Junior was sent to boarding school for his high school. His father felt he was too close to his mother and would become too soft. The reality was that George was jealous of their relationship. The beatings had reduced. George was getting old. He was not as strong nor as quick to beat Lina as he was. The verbal abuse got worse though. The older he got the meaner he seemed to be. His business was not as big as it used to be. Many players got into the industry. Younger players with fresh ideas and he was literally squeezed out to the market. He had to reduce his operation considerably in order to keep business open, but he knew the end was near. He only had one steady client and that was not enough to keep them afloat.

Time does fly when you are being mistreated. By the end of 2019, Junior had completed his secondary school education and Lina was over forty years old. She still had the dream of leaving her husband and Saulo was helping her make it a reality.

Saulo had helped Lina open a small shop next to the salon. She had asked him to buy her small trinkets with the monies she had saved on his travels and that is how her business started. She had employed a young salesgirl who she would check on daily when George was at work. Her business grew from selling trinkets to a full-fledge clothing boutique. She was ready to leave.

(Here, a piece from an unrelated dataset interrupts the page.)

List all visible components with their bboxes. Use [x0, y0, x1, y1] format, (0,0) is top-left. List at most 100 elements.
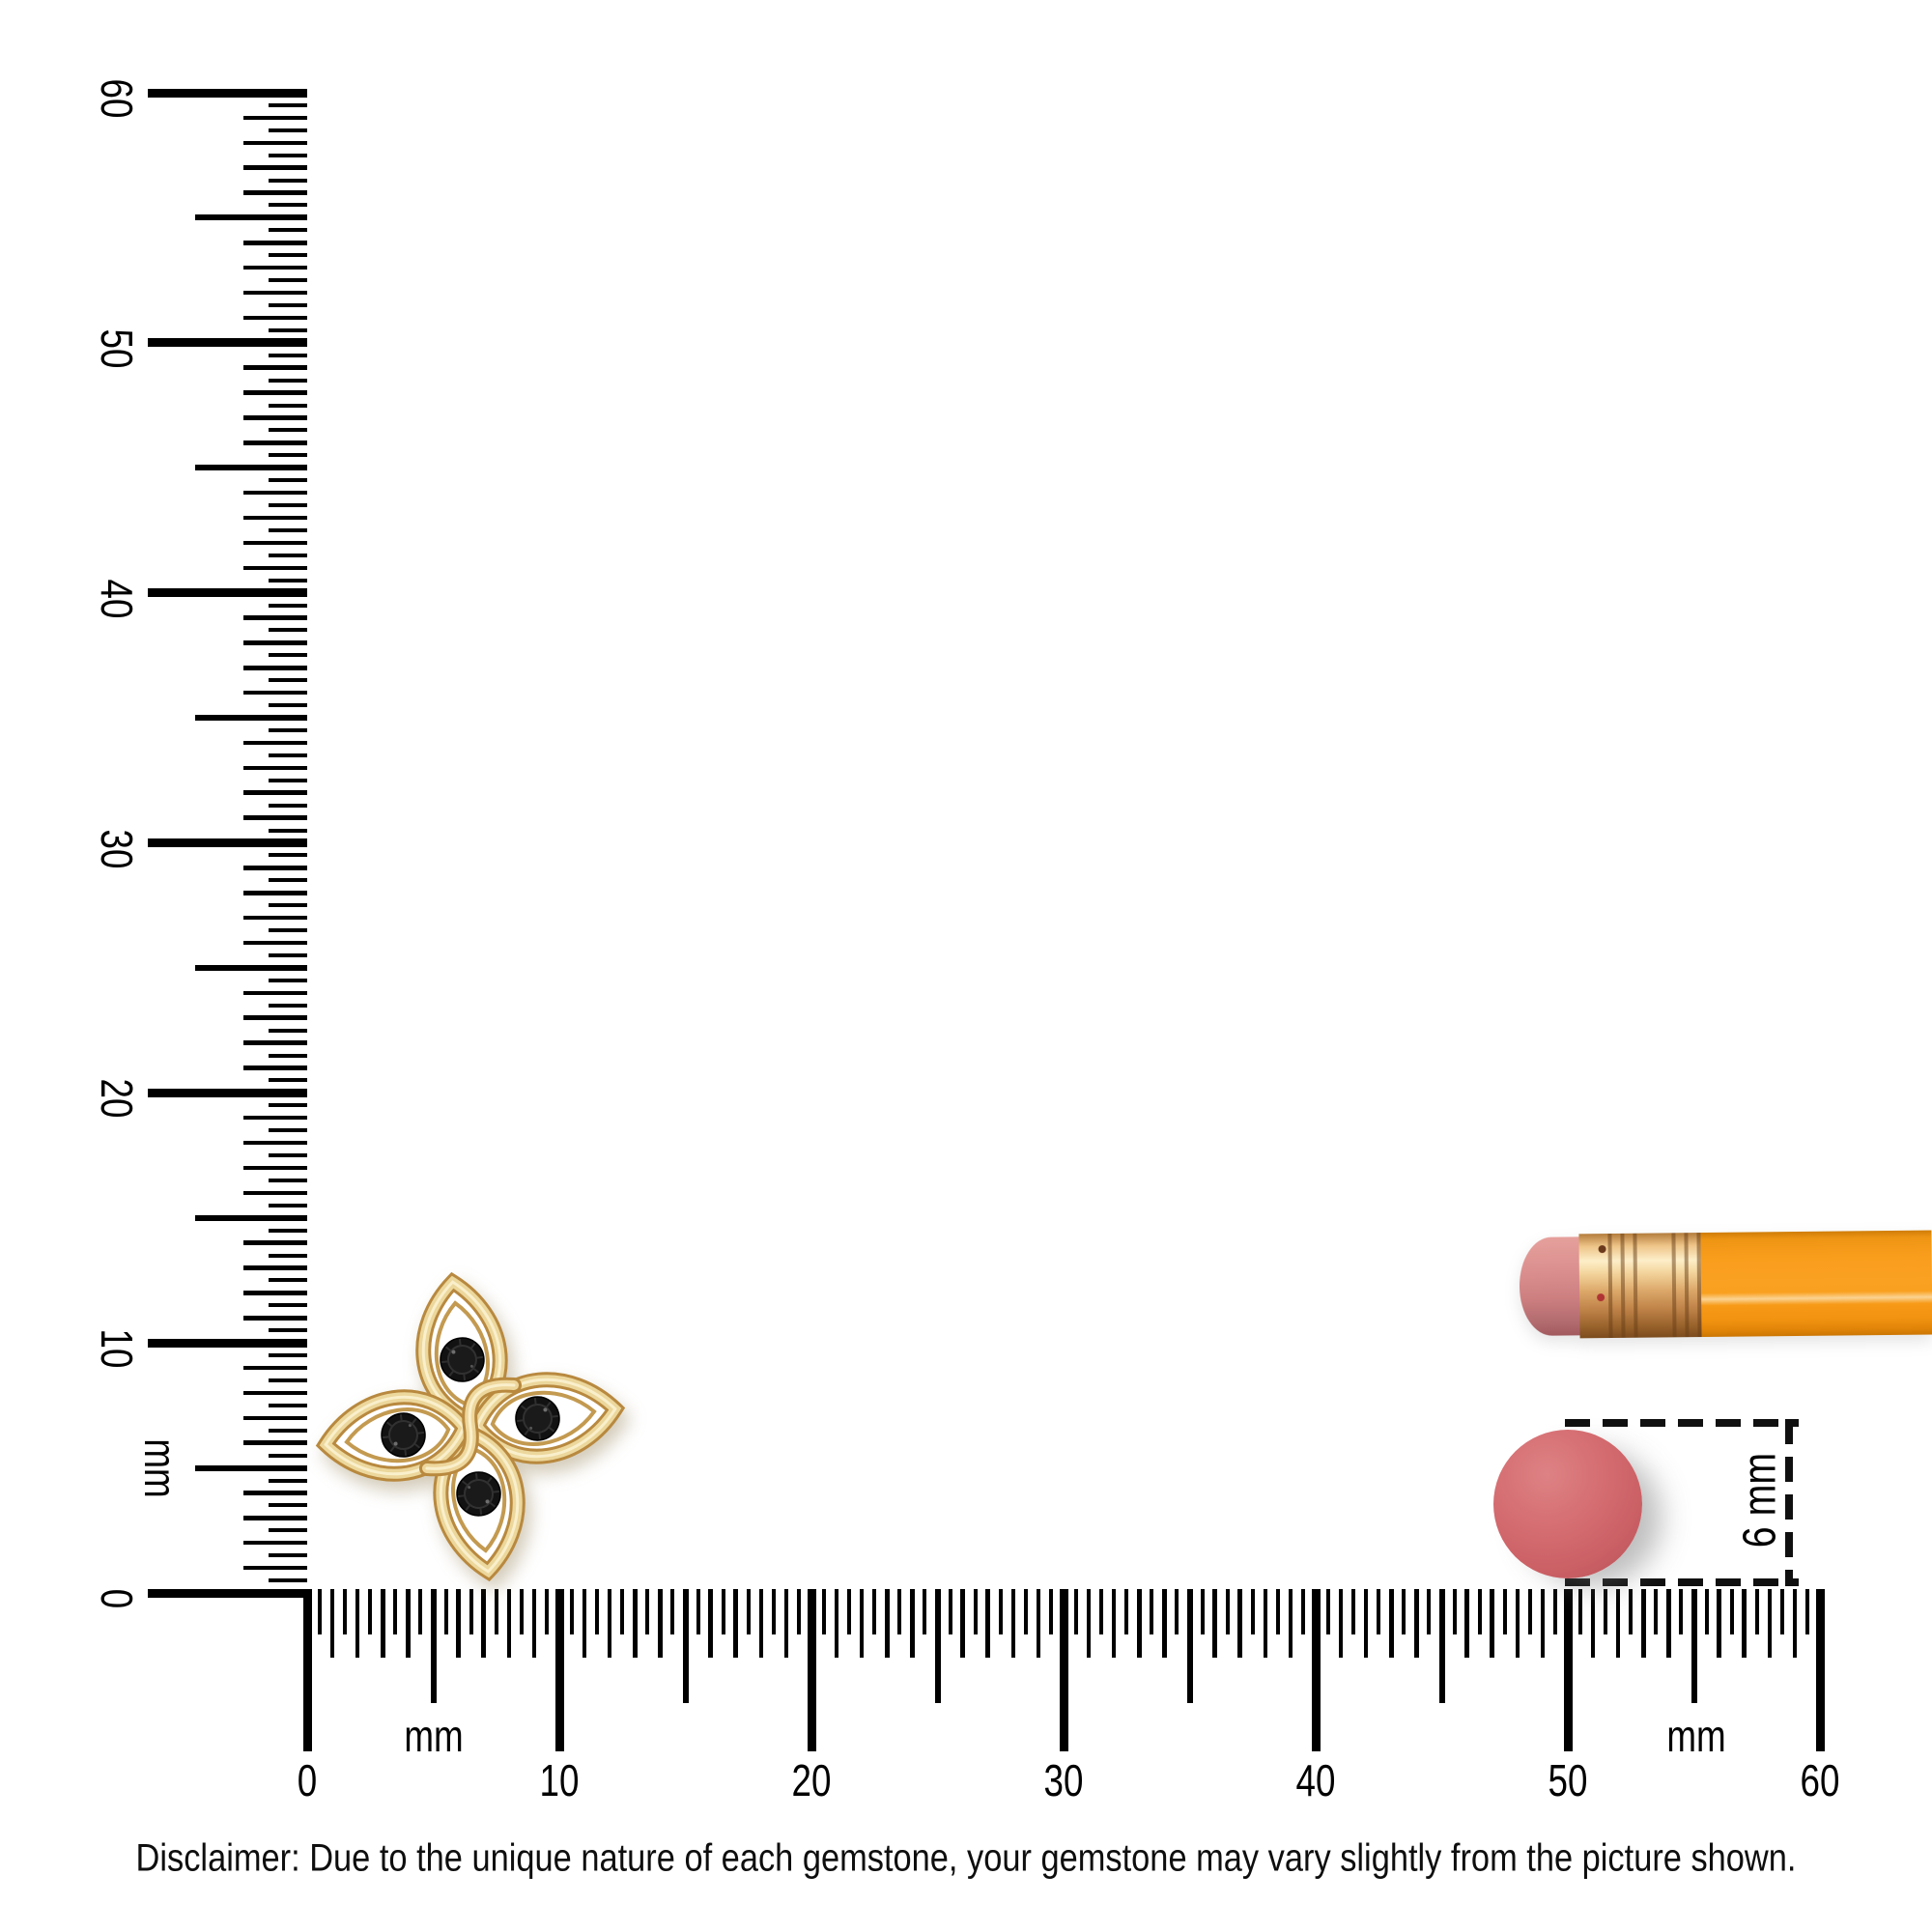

The morning of her exit, she prepared George’s food as usual. Served him and sat and listened to his criticism and insults. She then cleared the table and he left for his office.

She then sat down with Junior and had a candid conversation about her plans. Junior was so excited to leave he did not mind that they were moving to a much smaller house in a different part of town. They quickly packed a few essentials and left.

George was having a particularly rough day. His landlord at the office had sent auctioneers and his one remaining client had sent a notice to terminate. As he drove home for lunch he hoped his wife had his meal on the table. This was one of the days he could easily be set off.

He walked into his house and there was no smell of food. The house was deathly quiet. Usually, he would have to shout at Junior to turn down his ghastly music.

“If this stupid woman has not cooked, I will knock her teeth out today!” he muttered to himself.

“Lina!” He yelled. “I will not call you twice!”

Nothing.

Her car was outside. He went up to Junior’s room, he was not in. He went to the master bedroom, Lina was not in.

He sat on his chair and waited. He waited till it became dark. She was not coming back.